An SWF would not contribute to change the reasons why the SNB intervenes in foreign exchange markets. As a result, it is likely to continue accumulating reserves. Gerlach, Lengwiler and Wyplosz say further purchases should be transferred to the SWF. If in the future, the franc depreciated and the SNB needed to support it by selling foreign currency securities, “an agreement can specify that the SWF must return any amount requested by the SNB”.
One important limitation the SNB faces as an asset manager is that it cannot hedge against currency risks, because that runs counter to its monetary policy goal of preventing the franc’s appreciation. The report deems “it is vital that it can continue to do so, even if the foreign currency investments are under management by the SWF. For this reason, the SWF should be prohibited from selling any part of its holdings against francs”.
Despite all the financial guarantees and institutional precautions to secure independence, some experts warn an SWF is no panacea. “In many ways, the idea of a Swiss SWF feels to me like a solution in search of a problem,” says Fotak from the University of Buffalo. “Politicians like SWFs, because having an SWF gives them control over significant capital, which, in turn, means power.” Fotak is wary of supporting the formation of SWFs, as a default position.
Fotak believes any new fund would need to address a well-defined objective and, even then, he calls on institutions to err on the side of caution. “The world abounds with tales of corrupt officials abusing SWFs, and even Norway, seen as the prototype for a well-managed, well-governed fund, has recently faced ethical scandals,” adds Fotak. “I think SWFs should never be a permanent solution.”

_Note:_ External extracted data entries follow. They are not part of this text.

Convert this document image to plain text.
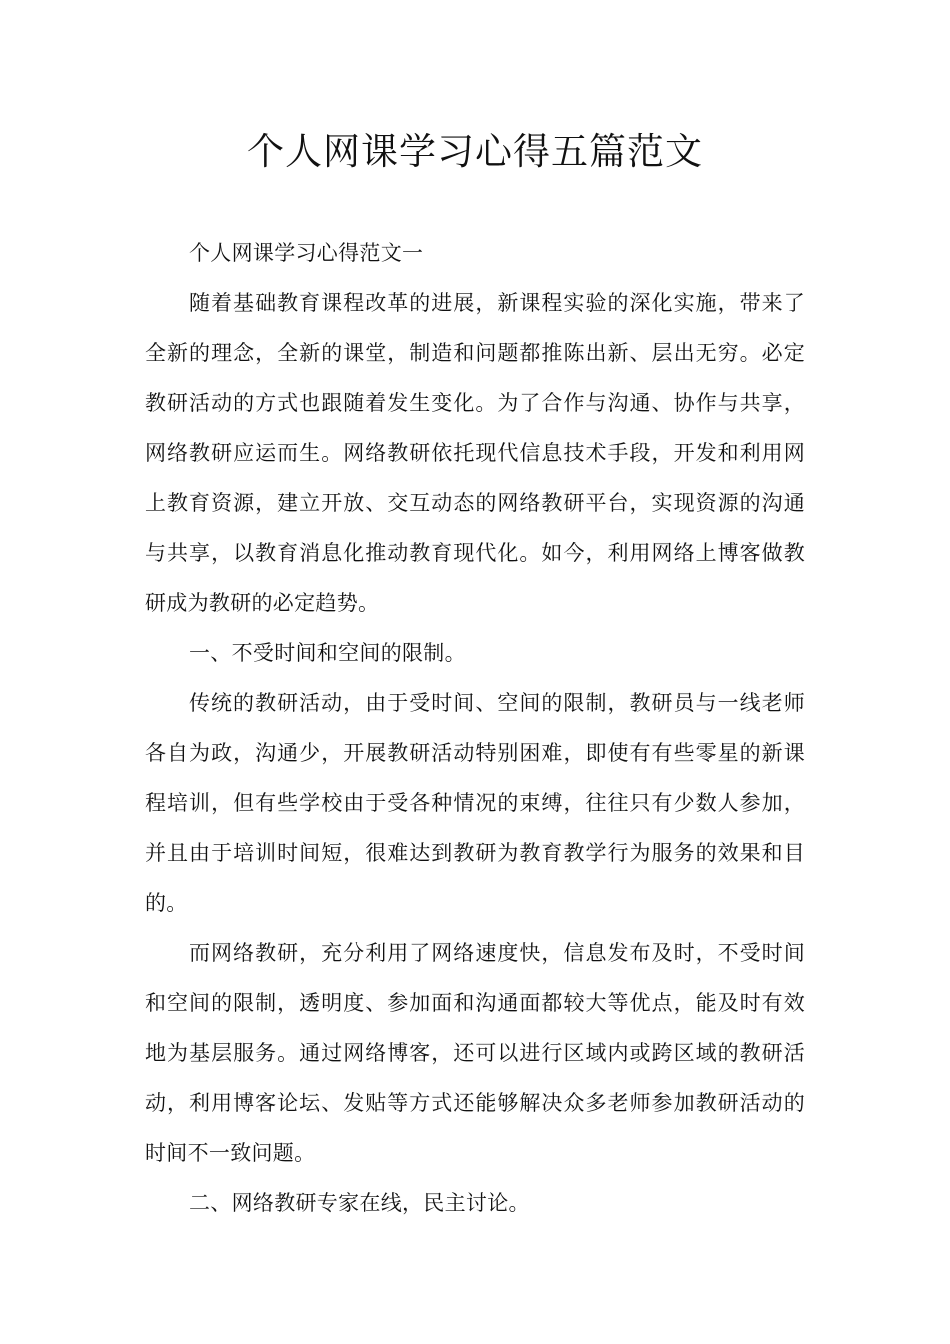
个人网课学习心得五篇范文

个人网课学习心得范文一

随着基础教育课程改革的进展，新课程实验的深化实施，带来了全新的理念，全新的课堂，制造和问题都推陈出新、层出无穷。必定教研活动的方式也跟随着发生变化。为了合作与沟通、协作与共享，网络教研应运而生。网络教研依托现代信息技术手段，开发和利用网上教育资源，建立开放、交互动态的网络教研平台，实现资源的沟通与共享，以教育消息化推动教育现代化。如今，利用网络上博客做教研成为教研的必定趋势。

一、不受时间和空间的限制。

传统的教研活动，由于受时间、空间的限制，教研员与一线老师各自为政，沟通少，开展教研活动特别困难，即使有有些零星的新课程培训，但有些学校由于受各种情况的束缚，往往只有少数人参加，并且由于培训时间短，很难达到教研为教育教学行为服务的效果和目的。

而网络教研，充分利用了网络速度快，信息发布及时，不受时间和空间的限制，透明度、参加面和沟通面都较大等优点，能及时有效地为基层服务。通过网络博客，还可以进行区域内或跨区域的教研活动，利用博客论坛、发贴等方式还能够解决众多老师参加教研活动的时间不一致问题。

二、网络教研专家在线，民主讨论。
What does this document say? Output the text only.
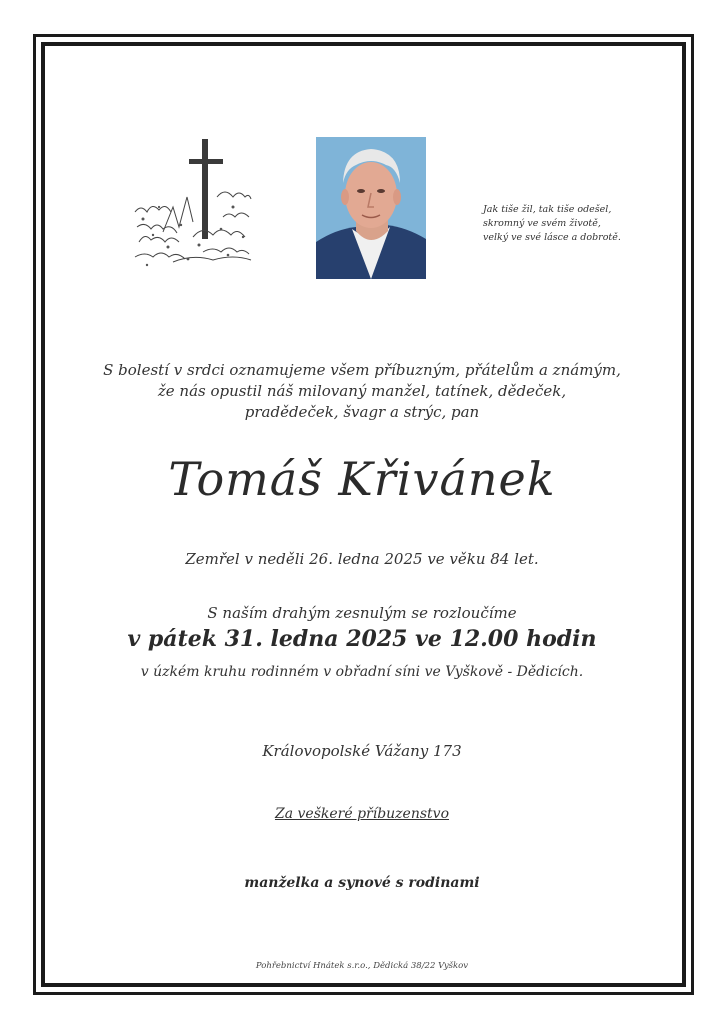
Jak tiše žil, tak tiše odešel,
skromný ve svém životě,
velký ve své lásce a dobrotě.
S bolestí v srdci oznamujeme všem příbuzným, přátelům a známým,
že nás opustil náš milovaný manžel, tatínek, dědeček,
pradědeček, švagr a strýc, pan
Tomáš Křivánek
Zemřel v neděli 26. ledna 2025 ve věku 84 let.
S naším drahým zesnulým se rozloučíme
v pátek 31. ledna 2025 ve 12.00 hodin
v úzkém kruhu rodinném v obřadní síni ve Vyškově - Dědicích.
Královopolské Vážany 173
Za veškeré příbuzenstvo
manželka a synové s rodinami
Pohřebnictví Hnátek s.r.o., Dědická 38/22 Vyškov
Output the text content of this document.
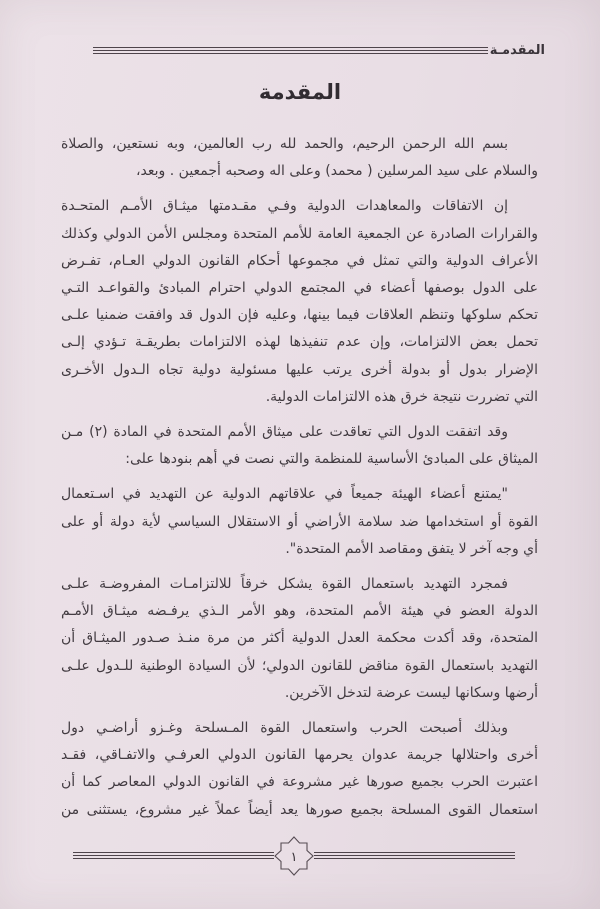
المقدمـة
المقدمة
بسم الله الرحمن الرحيم، والحمد لله رب العالمين، وبه نستعين، والصلاة
والسلام على سيد المرسلين ( محمد) وعلى اله وصحبه أجمعين . وبعد،
إن الاتفاقات والمعاهدات الدولية وفـي مقـدمتها ميثـاق الأمـم المتحـدة
والقرارات الصادرة عن الجمعية العامة للأمم المتحدة ومجلس الأمن الدولي وكذلك
الأعراف الدولية والتي تمثل في مجموعها أحكام القانون الدولي العـام، تفـرض
على الدول بوصفها أعضاء في المجتمع الدولي احترام المبادئ والقواعـد التـي
تحكم سلوكها وتنظم العلاقات فيما بينها، وعليه فإن الدول قد وافقت ضمنيا علـى
تحمل بعض الالتزامات، وإن عدم تنفيذها لهذه الالتزامات بطريقـة تـؤدي إلـى
الإضرار بدول أو بدولة أخرى يرتب عليها مسئولية دولية تجاه الـدول الأخـرى
التي تضررت نتيجة خرق هذه الالتزامات الدولية.
وقد اتفقت الدول التي تعاقدت على ميثاق الأمم المتحدة في المادة (٢) مـن
الميثاق على المبادئ الأساسية للمنظمة والتي نصت في أهم بنودها على:
"يمتنع أعضاء الهيئة جميعاً في علاقاتهم الدولية عن التهديد في اسـتعمال
القوة أو استخدامها ضد سلامة الأراضي أو الاستقلال السياسي لأية دولة أو على
أي وجه آخر لا يتفق ومقاصد الأمم المتحدة".
فمجرد التهديد باستعمال القوة يشكل خرقاً للالتزامـات المفروضـة علـى
الدولة العضو في هيئة الأمم المتحدة، وهو الأمر الـذي يرفـضه ميثـاق الأمـم
المتحدة، وقد أكدت محكمة العدل الدولية أكثر من مرة منـذ صـدور الميثـاق أن
التهديد باستعمال القوة مناقض للقانون الدولي؛ لأن السيادة الوطنية للـدول علـى
أرضها وسكانها ليست عرضة لتدخل الآخرين.
وبذلك أصبحت الحرب واستعمال القوة المـسلحة وغـزو أراضـي دول
أخرى واحتلالها جريمة عدوان يحرمها القانون الدولي العرفـي والاتفـاقي، فقـد
اعتبرت الحرب بجميع صورها غير مشروعة في القانون الدولي المعاصر كما أن
استعمال القوى المسلحة بجميع صورها يعد أيضاً عملاً غير مشروع، يستثنى من
١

The academic highlights three structural difficulties associated with SWFs. First, domestic pressures often make it difficult to offer SWF staff the wages that private-sector financial institutions can afford. As a result, SWFs are often understaffed, and managers tend to be underqualified compared with individuals managing similar pools of money in the private sector. Second, domestically, investment returns suffer because of cronyism and corruption, and policies that prioritise political objectives such as employment maximisation over financial returns. Third, when investing abroad, SWFs tend to suffer from adverse selection. Government-owned entities are seen with suspicion and are often discouraged, or barred, from taking significant stakes, or from exercising significant governance oversight.
“The exception is during times of distress – during crises, when liquidity suffers and firms need injections of capital,” says Fotak. “The result is they end up investing in the worst firms, at the worst times. Unsurprisingly, their performance tends to lag well behind broad market indexes.”
In his view, no country has managed to produce a well-governed, well-managed SWF. “Norway was the closest to it – but, even then, Norway did not lag markets simply because it became the most well-diversified global equity investor. The Norwegian SWF is the ultimate passive index fund, despite recent noise about ethical investing and climate change,” adds Fotak. “Yet, I will admit that, if anyone can do it, it is probably Switzerland.”